27.9.06

Que lugar é este?

Pergunto, perguntamos. E abro Fernando Pessoa ao acaso. Põe-me a mão sobre o ombro e arrasta-me pelas ruas de Lisboa. Vai falando:


« Estou assim...
Pobre velha casa da minha infância perdida!

Quem te diria que eu me desacolhesse tanto!Que é do teu menino? Está maluco.
Que é de quem dormia sossegado sob o teu tecto provinciano?Está maluco.
(...)


Hoje é quem eu sou.Se ao menos eu tivesse uma religião qualquer!
Por exemplo, por aquele manipanso
Que havia em casa, lá nessa, trazido de África.
Era feíssimo, era grotesco,
Mas havia nele a divindade de tudo em que se crê.

Se eu pudesse crer num manipanso qualquer
–Júpiter, Jeová, a Humanidade,
Qualquer serviria,
Pois o que é tudo senão o que pensamos de tudo?

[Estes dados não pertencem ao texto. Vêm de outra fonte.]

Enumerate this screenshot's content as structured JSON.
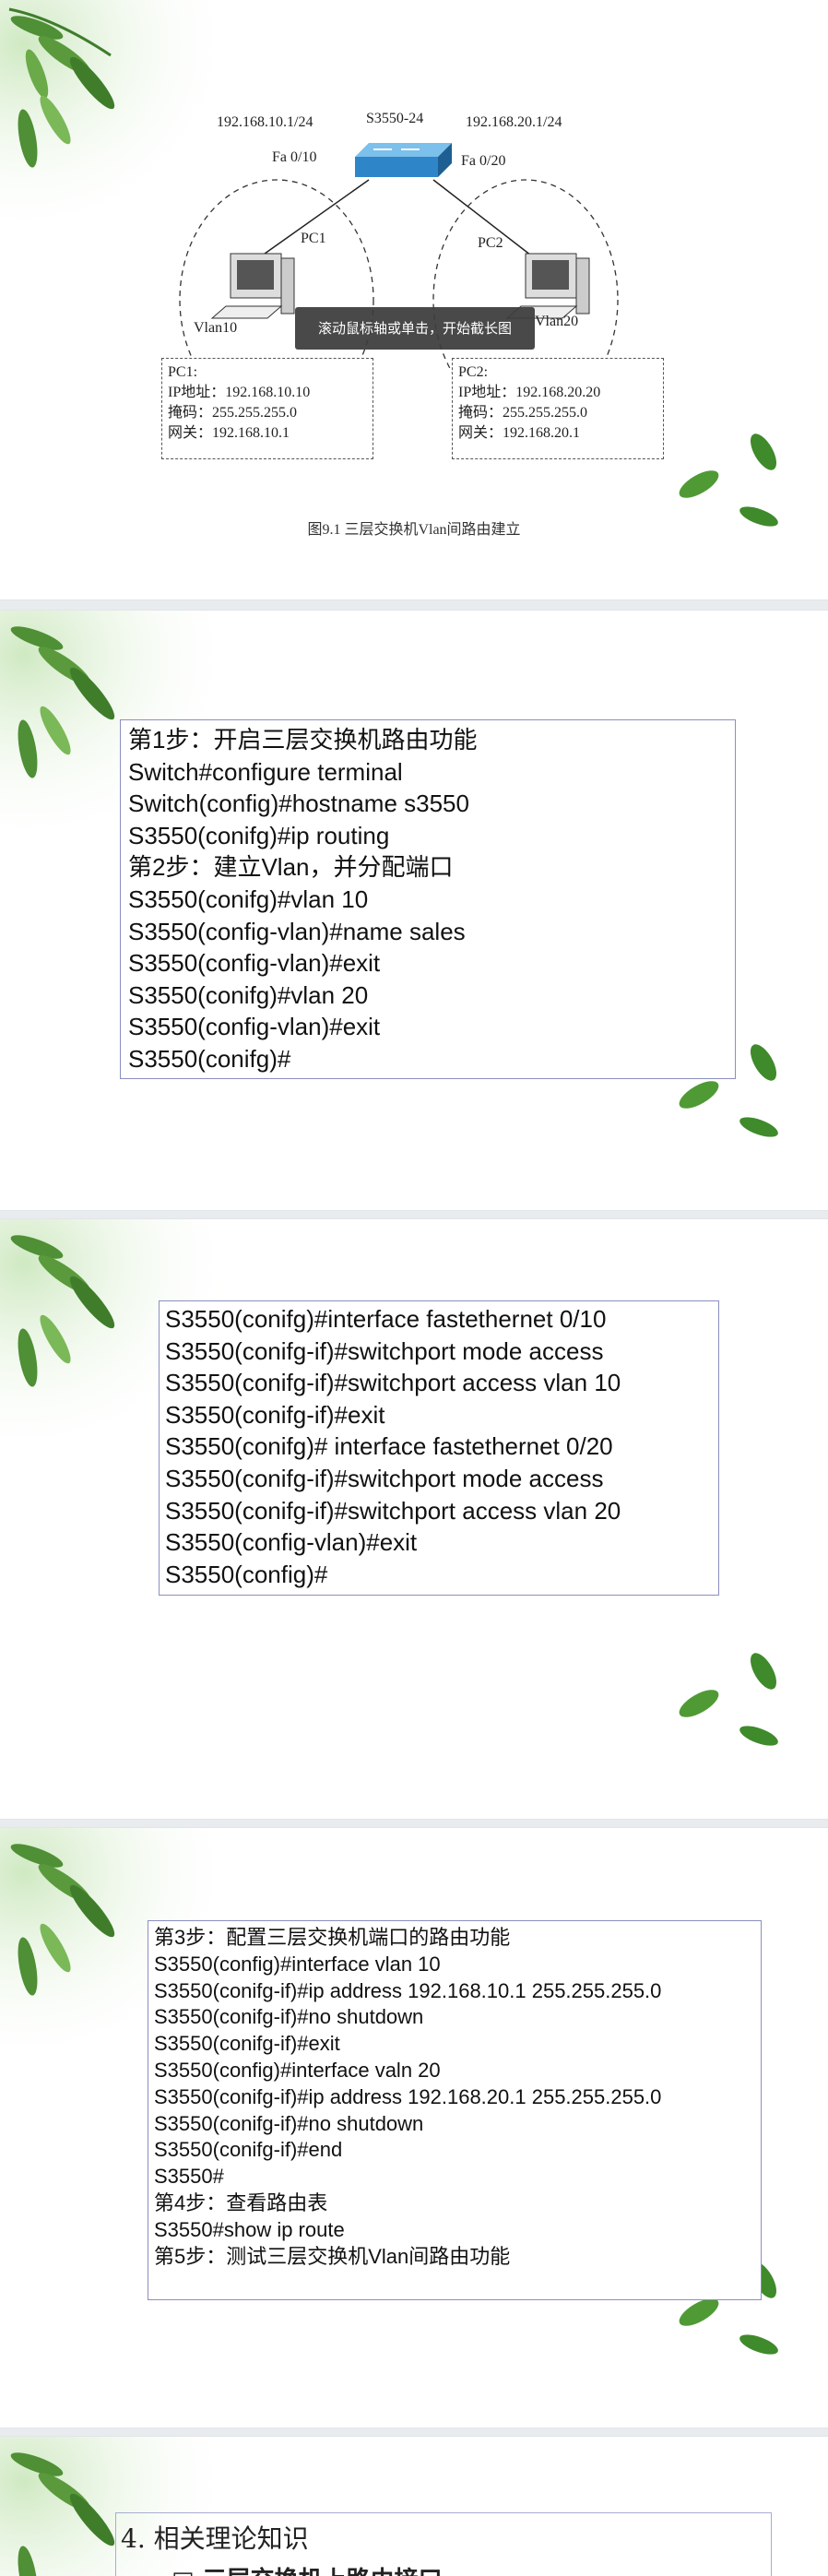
{
  "slide1": {
    "left_ip": "192.168.10.1/24",
    "switch_name": "S3550-24",
    "right_ip": "192.168.20.1/24",
    "left_port": "Fa 0/10",
    "right_port": "Fa 0/20",
    "pc1_label": "PC1",
    "pc2_label": "PC2",
    "vlan10_label": "Vlan10",
    "vlan20_label": "Vlan20",
    "tooltip": "滚动鼠标轴或单击，开始截长图",
    "pc1_info": [
      "PC1:",
      "IP地址：192.168.10.10",
      "掩码：255.255.255.0",
      "网关：192.168.10.1"
    ],
    "pc2_info": [
      "PC2:",
      "IP地址：192.168.20.20",
      "掩码：255.255.255.0",
      "网关：192.168.20.1"
    ],
    "caption": "图9.1   三层交换机Vlan间路由建立"
  },
  "slide2": {
    "lines": [
      "第1步：开启三层交换机路由功能",
      "Switch#configure terminal",
      "Switch(config)#hostname s3550",
      "S3550(conifg)#ip routing",
      "第2步：建立Vlan，并分配端口",
      "S3550(conifg)#vlan 10",
      "S3550(config-vlan)#name sales",
      "S3550(config-vlan)#exit",
      "S3550(conifg)#vlan 20",
      "S3550(config-vlan)#exit",
      "S3550(conifg)#"
    ]
  },
  "slide3": {
    "lines": [
      "S3550(conifg)#interface fastethernet 0/10",
      "S3550(conifg-if)#switchport mode access",
      "S3550(conifg-if)#switchport access vlan 10",
      "S3550(conifg-if)#exit",
      "S3550(conifg)# interface fastethernet 0/20",
      "S3550(conifg-if)#switchport mode access",
      "S3550(conifg-if)#switchport access vlan 20",
      "S3550(config-vlan)#exit",
      "S3550(config)#"
    ]
  },
  "slide4": {
    "lines": [
      "第3步：配置三层交换机端口的路由功能",
      "S3550(config)#interface vlan 10",
      "S3550(conifg-if)#ip address 192.168.10.1 255.255.255.0",
      "S3550(conifg-if)#no shutdown",
      "S3550(conifg-if)#exit",
      "S3550(config)#interface valn 20",
      "S3550(conifg-if)#ip address 192.168.20.1 255.255.255.0",
      "S3550(conifg-if)#no shutdown",
      "S3550(conifg-if)#end",
      "S3550#",
      "第4步：查看路由表",
      "S3550#show ip route",
      "第5步：测试三层交换机Vlan间路由功能"
    ]
  },
  "slide5": {
    "heading": "4. 相关理论知识",
    "sub": "□  三层交换机上路由接口"
  },
  "colors": {
    "box_border": "#8a8fc0",
    "switch_blue": "#2e86c8",
    "leaf_green": "#3f7d2b"
  }
}
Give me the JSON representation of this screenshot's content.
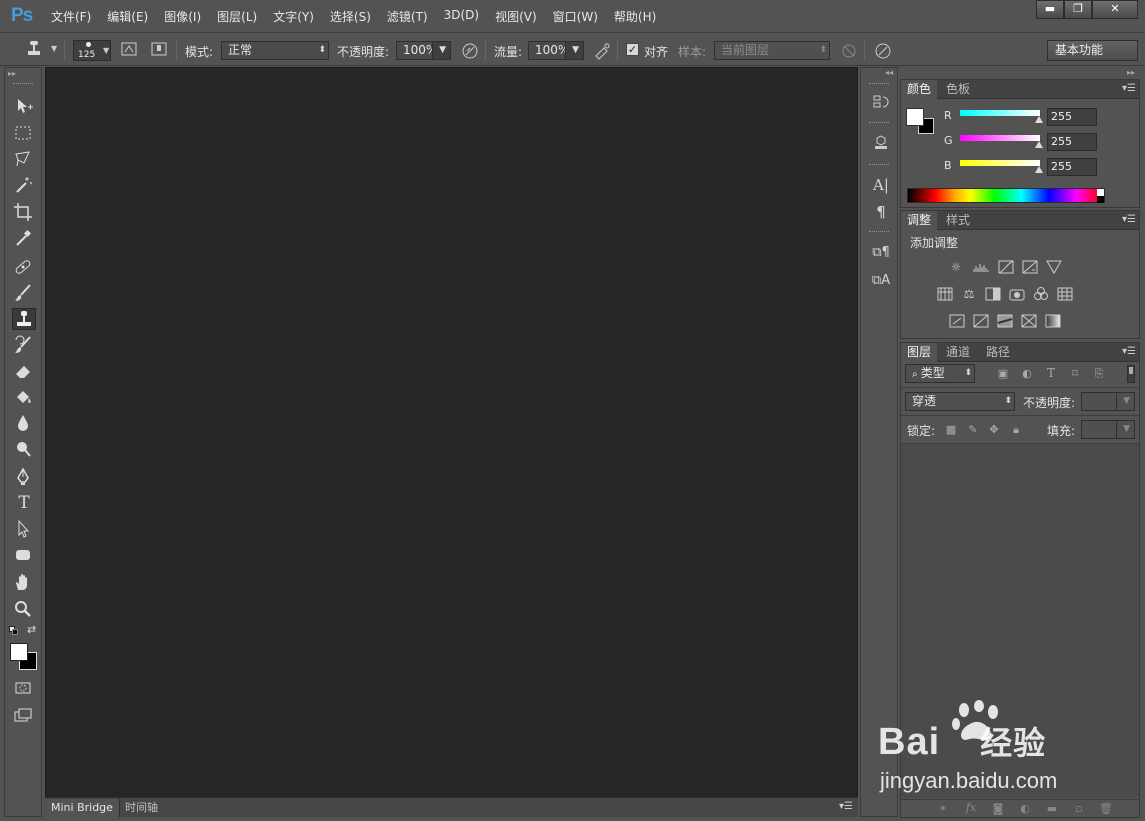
{
  "app": {
    "logo": "Ps"
  },
  "menu": [
    "文件(F)",
    "编辑(E)",
    "图像(I)",
    "图层(L)",
    "文字(Y)",
    "选择(S)",
    "滤镜(T)",
    "3D(D)",
    "视图(V)",
    "窗口(W)",
    "帮助(H)"
  ],
  "window_buttons": {
    "minimize": "▬",
    "maximize": "❐",
    "close": "✕"
  },
  "options": {
    "brush_size": "125",
    "mode_label": "模式:",
    "mode_value": "正常",
    "opacity_label": "不透明度:",
    "opacity_value": "100%",
    "flow_label": "流量:",
    "flow_value": "100%",
    "align_label": "对齐",
    "align_checked": true,
    "sample_label": "样本:",
    "sample_value": "当前图层",
    "workspace": "基本功能"
  },
  "bottom_tabs": [
    "Mini Bridge",
    "时间轴"
  ],
  "color_panel": {
    "tabs": [
      "颜色",
      "色板"
    ],
    "channels": [
      {
        "label": "R",
        "value": "255",
        "color": "#00e5e5"
      },
      {
        "label": "G",
        "value": "255",
        "color": "#e500e5"
      },
      {
        "label": "B",
        "value": "255",
        "color": "#e5e500"
      }
    ]
  },
  "adjust_panel": {
    "tabs": [
      "调整",
      "样式"
    ],
    "title": "添加调整"
  },
  "layers_panel": {
    "tabs": [
      "图层",
      "通道",
      "路径"
    ],
    "filter_label": "类型",
    "blend_value": "穿透",
    "opacity_label": "不透明度:",
    "lock_label": "锁定:",
    "fill_label": "填充:"
  },
  "watermark": {
    "brand": "Bai",
    "brand_cn": "经验",
    "url": "jingyan.baidu.com"
  },
  "colors": {
    "accent": "#4a9ad8",
    "canvas_bg": "#262626",
    "ui_bg": "#535353"
  }
}
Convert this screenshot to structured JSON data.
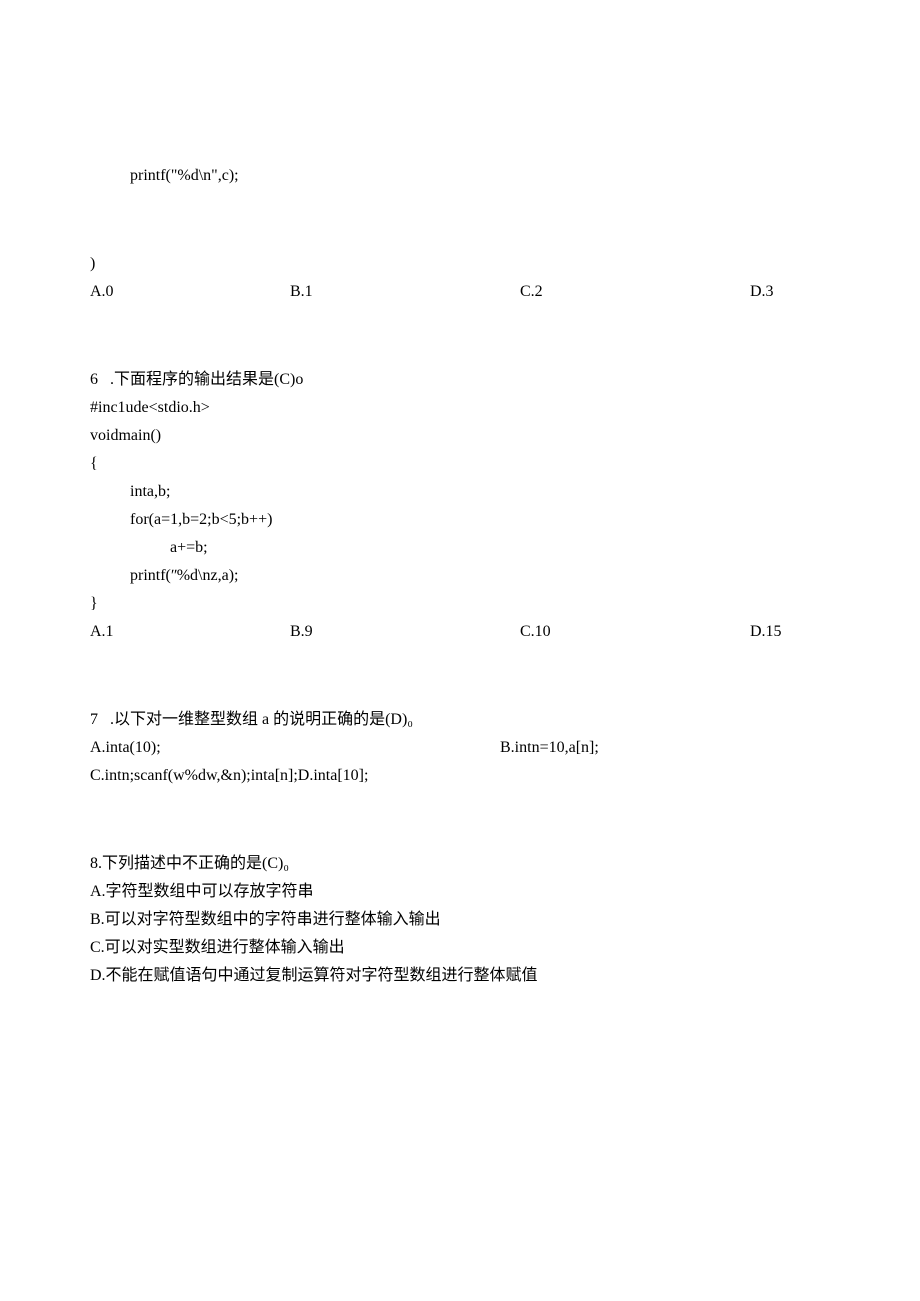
{
  "q5": {
    "code_line": "printf(\"%d\\n\",c);",
    "close": ")",
    "choices": {
      "a": "A.0",
      "b": "B.1",
      "c": "C.2",
      "d": "D.3"
    }
  },
  "q6": {
    "prompt": "6   .下面程序的输出结果是(C)o",
    "code": {
      "l1": "#inc1ude<stdio.h>",
      "l2": "voidmain()",
      "l3": "{",
      "l4": "inta,b;",
      "l5": "for(a=1,b=2;b<5;b++)",
      "l6": "a+=b;",
      "l7": "printf(ʺ%d\\nz,a);",
      "l8": "}"
    },
    "choices": {
      "a": "A.1",
      "b": "B.9",
      "c": "C.10",
      "d": "D.15"
    }
  },
  "q7": {
    "prompt": "7   .以下对一维整型数组 a 的说明正确的是(D)₀",
    "a": "A.inta(10);",
    "b": "B.intn=10,a[n];",
    "c": "C.intn;scanf(w%dw,&n);inta[n];D.inta[10];"
  },
  "q8": {
    "prompt": "8.下列描述中不正确的是(C)₀",
    "a": "A.字符型数组中可以存放字符串",
    "b": "B.可以对字符型数组中的字符串进行整体输入输出",
    "c": "C.可以对实型数组进行整体输入输出",
    "d": "D.不能在赋值语句中通过复制运算符对字符型数组进行整体赋值"
  }
}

Estala, coração de vidro pintado!


Fernando Pessoa

Droga pesada, este homem. Procuro desembaraçar-me dele, quero caminhar sozinho. Paro junto ao Jardim de S. Pedro de Alcântara, olho o mar de casas. Custa-me respirar, a angústia tira o sono, o apetite, a alegria.
Mas ele alcançou-me de novo e diz, muito de leve, a olhar em frente:
"... netos do Destino e enteados de Deus , que casou com a Noite Eterna quando ela enviuvou do Caos que nos procriou..."

1 comentário:

avelaneiraflorida disse...

Talvez um "antídoto":

No jardim da lembrança,
Onde cultivo as flores
De perpétua e alada primavera,
Nem a terra se cansa,
Nem desmaiam as cores,
Nem o pólen dos sonhos desespera [...]

chamado MIGUEL TORGA?!!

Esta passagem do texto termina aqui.